GruntGod 2.4.3: Messianic Pretenders
First-Century Military Coups and the God Who Refused to Lead One
From the revision of God Is a Grunt, Chapter 4: Christ as Divine Warrior
"Jesus" was not the only first-century Jew who claimed — or was claimed — to be the promised deliverer. He wasn't even close to the first. And understanding his competitors is essential to understanding what made him different.
The appeal of a Divine Warrior coming to liberate the Jews from Roman control was explosive by His time. The Maccabean revolt a century and a half earlier had briefly achieved independence, proving it could be done. That memory lingered like the taste of freedom always does.
If Christ is our "king," then the rest are all faking.
The list of messianic pretenders is long. Simon of Perea, a former slave of Herod the Great, led a rebellion and was declared king by his followers before being killed by Roman forces. Athronges, a shepherd, did the same. Judas of Galilee founded the Zealot movement, which Josephus describes as having "an inviolable attachment to liberty." Judas opposed the very census of Quirinius that forced the Holy Family to Bethlehem, a collision of messianic expectation and bureaucratic compliance that shapes the Christmas story more than most nativity sets suggest.
Later came Theudas, who promised to part the Jordan River in a repeat of Joshua's miracle — and was beheaded for his trouble. Simon Bar Kokhba led the most devastating revolt of all in 132 CE, was proclaimed Messiah by Rabbi Akiva himself, and held Jerusalem for three years before Rome crushed him and banned Jews from the city entirely.
Every one of these men leaned into the violent imagery of prophetic literature. They preferred Isaiah's fury and Zechariah's apocalyptic fire over the suffering servant passages. They wanted a God of war, and they wanted to be his instrument.
Mary's kid had every qualification they lacked. The evangelists claimed his adopted father was from the line of David, he born in David's town, raised in the land of Israel's warrior tribes, bearing the name of Israel's greatest military commander. If anyone had the résumé to lead an armed rebellion, it was him.
He refused (kind of...).
The Longman and Reid framework for the Divine Warrior motif identifies five stages:
God fights for Israel,
God fights against Israel,
the prophets promise God will fight with Israel,
God enters the fight in person through Christ, and
God wins the final battle in Revelation.
What's remarkable about stage four — the Christ stage — is the radical redefinition of what "fighting" means.

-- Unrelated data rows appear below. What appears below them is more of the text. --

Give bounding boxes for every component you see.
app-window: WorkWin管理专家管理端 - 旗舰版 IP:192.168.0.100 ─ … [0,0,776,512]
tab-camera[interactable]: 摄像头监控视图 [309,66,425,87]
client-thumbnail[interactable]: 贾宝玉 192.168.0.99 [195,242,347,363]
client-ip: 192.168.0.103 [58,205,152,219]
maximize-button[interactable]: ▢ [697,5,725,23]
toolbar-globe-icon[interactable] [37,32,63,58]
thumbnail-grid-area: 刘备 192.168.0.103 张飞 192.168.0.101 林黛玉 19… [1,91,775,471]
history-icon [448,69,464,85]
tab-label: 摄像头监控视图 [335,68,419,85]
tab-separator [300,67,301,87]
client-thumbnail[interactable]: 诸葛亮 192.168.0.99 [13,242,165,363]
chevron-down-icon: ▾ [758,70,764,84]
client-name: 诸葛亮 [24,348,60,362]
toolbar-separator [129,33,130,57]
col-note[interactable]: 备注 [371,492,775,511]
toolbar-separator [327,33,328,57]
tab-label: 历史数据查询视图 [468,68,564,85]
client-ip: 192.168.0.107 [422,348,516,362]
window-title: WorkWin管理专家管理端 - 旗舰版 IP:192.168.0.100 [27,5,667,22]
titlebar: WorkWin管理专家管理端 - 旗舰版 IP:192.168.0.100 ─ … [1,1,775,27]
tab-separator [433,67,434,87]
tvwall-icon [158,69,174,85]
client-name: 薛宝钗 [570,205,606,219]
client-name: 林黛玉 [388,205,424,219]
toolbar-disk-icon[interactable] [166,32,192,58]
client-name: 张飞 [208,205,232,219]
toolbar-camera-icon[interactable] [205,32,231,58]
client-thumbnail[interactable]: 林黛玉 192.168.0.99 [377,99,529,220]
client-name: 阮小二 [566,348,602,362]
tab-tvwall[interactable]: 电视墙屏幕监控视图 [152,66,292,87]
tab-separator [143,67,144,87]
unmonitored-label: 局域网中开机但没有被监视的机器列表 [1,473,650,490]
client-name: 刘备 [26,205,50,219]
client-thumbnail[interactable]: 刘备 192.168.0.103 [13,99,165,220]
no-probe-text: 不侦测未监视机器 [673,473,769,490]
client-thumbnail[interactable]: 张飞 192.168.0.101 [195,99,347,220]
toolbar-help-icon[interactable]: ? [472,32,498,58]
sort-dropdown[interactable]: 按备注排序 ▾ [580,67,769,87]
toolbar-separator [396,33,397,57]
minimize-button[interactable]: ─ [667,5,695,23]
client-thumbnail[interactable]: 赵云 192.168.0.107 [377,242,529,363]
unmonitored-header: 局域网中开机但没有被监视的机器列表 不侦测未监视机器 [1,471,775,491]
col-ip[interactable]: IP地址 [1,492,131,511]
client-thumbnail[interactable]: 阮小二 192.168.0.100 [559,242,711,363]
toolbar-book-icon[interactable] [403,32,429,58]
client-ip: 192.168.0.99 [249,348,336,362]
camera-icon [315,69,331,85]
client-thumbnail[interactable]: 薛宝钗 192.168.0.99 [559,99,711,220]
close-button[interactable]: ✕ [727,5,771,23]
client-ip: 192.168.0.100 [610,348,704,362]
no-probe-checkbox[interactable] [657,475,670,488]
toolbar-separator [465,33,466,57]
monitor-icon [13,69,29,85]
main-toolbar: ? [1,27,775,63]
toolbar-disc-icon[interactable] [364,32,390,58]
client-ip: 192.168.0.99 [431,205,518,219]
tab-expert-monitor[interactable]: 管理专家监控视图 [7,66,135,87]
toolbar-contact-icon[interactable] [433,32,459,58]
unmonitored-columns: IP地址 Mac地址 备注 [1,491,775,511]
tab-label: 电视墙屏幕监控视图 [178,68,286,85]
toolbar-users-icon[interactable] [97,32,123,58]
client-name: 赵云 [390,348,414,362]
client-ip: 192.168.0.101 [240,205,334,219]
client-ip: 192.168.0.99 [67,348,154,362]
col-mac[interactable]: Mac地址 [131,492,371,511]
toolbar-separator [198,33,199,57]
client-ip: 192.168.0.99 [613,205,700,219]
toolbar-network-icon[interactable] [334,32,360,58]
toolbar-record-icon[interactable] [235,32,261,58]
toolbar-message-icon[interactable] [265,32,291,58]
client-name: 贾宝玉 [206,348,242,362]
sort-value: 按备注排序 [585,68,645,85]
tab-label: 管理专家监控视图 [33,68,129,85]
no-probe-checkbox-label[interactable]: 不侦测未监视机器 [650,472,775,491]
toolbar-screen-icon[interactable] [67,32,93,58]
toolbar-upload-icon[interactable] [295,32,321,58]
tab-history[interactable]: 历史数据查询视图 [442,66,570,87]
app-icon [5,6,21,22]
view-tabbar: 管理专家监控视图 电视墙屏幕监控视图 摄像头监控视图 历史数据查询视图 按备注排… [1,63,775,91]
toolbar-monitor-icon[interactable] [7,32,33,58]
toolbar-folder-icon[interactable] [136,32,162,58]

This warrior doesn't pick up a sword (that comes from his mouth). He picks up a cross.
All Hail the grunt-king, our suffering-servant.
When arrested in Gethsemane, Christ makes clear that divine forces are at his disposal. He could have had his military coup. Instead, he tells Peter to put away his sword. The messianic pretenders all grasped at military power and lost. Joshua+ emptied himself of it and was exalted.
This isn't pacifism in the modern political sense. It's a theological claim about who gets to use violence: God alone. The messianic pretenders confused their cause with God's prerogative. God's True Messiah maintained the distinction. That's not weakness. That's the discipline every soldier is supposed to learn — that the authority to use force comes from above, not from within.
Drawn from material in the second edition of God Is a Grunt. The published chapter focuses on what this means for military families today; the historical context lives here.